Scott Trigg (University of Notre Dame)
Islamic astronomers’ limited reliance on Aristotelian natural philosophy has often been discussed in the context of theological objections to philosophy. Granting the existence of particular criticisms of specific philosophical claims, recent work (e.g., Griffel 2009) has shown that even some of the most influential Islamic critiques of philosophy still allowed for the acceptance of a great deal of philosophical concepts and principles. With this in mind, my presentation explores instances in which astronomers invoked natural philosophical principles in support of their claims, and compares the use of these principles in relation to the use of observational evidence. Important topics range from the question of the Earth’s motion or stability and the causes of the motions of the celestial orbs to the notorious equant. Drawing in particular on commentaries by Fathallah al-Shirwani and Ali al-Qushji, two astronomers from Ulugh Beg’s Samarqand observatory who were later associated with the Ottoman sultan Mehmed II, this paper highlights the role of theoretical questions and debates in texts and commentaries throughout the 13th-15th c. astronomical enterprise. I suggest that disciplinary boundaries and established hierarchies of knowledge, rather than theological concerns, may account for why astronomers relied on natural philosophy on certain occasions and not others.

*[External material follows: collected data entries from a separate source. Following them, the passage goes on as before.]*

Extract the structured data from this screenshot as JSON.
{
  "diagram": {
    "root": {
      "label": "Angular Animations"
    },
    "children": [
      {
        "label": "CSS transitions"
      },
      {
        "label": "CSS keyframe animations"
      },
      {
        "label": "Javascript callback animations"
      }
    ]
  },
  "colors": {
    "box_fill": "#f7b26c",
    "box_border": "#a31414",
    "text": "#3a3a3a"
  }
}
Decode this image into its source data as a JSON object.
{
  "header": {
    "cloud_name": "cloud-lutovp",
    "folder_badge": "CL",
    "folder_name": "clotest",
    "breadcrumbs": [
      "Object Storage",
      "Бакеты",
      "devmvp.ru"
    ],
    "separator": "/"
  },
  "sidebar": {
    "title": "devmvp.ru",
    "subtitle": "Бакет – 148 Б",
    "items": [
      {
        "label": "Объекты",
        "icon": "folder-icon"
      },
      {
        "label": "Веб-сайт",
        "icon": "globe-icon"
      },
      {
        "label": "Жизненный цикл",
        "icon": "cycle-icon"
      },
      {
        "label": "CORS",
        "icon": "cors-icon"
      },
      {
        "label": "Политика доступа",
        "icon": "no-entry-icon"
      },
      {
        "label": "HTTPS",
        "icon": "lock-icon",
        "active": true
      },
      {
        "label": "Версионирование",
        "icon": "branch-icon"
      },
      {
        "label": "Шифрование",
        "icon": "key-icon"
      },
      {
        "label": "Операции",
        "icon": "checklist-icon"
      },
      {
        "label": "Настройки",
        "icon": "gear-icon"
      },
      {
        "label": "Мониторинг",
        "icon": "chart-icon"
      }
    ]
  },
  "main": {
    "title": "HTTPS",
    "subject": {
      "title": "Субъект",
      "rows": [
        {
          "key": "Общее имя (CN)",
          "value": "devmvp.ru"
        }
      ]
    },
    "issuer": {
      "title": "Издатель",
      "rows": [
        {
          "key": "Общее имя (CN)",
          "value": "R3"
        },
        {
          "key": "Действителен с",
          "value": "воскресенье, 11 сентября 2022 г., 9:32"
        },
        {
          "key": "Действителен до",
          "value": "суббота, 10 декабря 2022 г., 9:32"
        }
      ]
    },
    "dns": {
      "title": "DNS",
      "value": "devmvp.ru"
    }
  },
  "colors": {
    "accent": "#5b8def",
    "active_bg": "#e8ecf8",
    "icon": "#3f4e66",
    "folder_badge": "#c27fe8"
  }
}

Nicholas Jacobson (University of Wisconsin-Madison)
Five medical compendia found in manuscripts at the Bodleian Library and Chetham Hospital in Manchester contain the same Latin treatise in which a method is offered explaining how to mathematically quantify natural qualities found in compound substances. Because the treatise was collated with medical texts positively identified to the thirteenth-century arts professor and natural philosopher Roger Bacon, a scholarly consensus emerged that the treatise was also written by Bacon. More recently, Bacon’s authorship has been challenged. These arguments are based mainly upon a fine-grained textual analysis of the document in which scholars concluded that the language did not match Bacon’s authentic medical vocabulary and conceptual framework. In this paper, I argue that the treatise may yet be authentic, especially because the vocabulary, though it does differ from his medical work, in fact, matches other discussions on compound substances found in the natural and moral philosophy of his 1267 Opus Maius. The treatise also is suggestive of contemporaneous Arabic medical theory - specifically that of al-Kindi's and Ibn Rushd's - with which Bacon was familiar, and that he seems to have integrated into his moral philosophy – particularly his treatment of religious difference and social ethnography in book 7 of the Opus Maius. If the treatise is authentic, it offers an important insight into the mathematical processes Bacon used to quantify a civil science in the thirteenth-century that defined religious law in terms of measurable compound virtues analogous to compound pharmaceuticals in medieval Arabic medicine.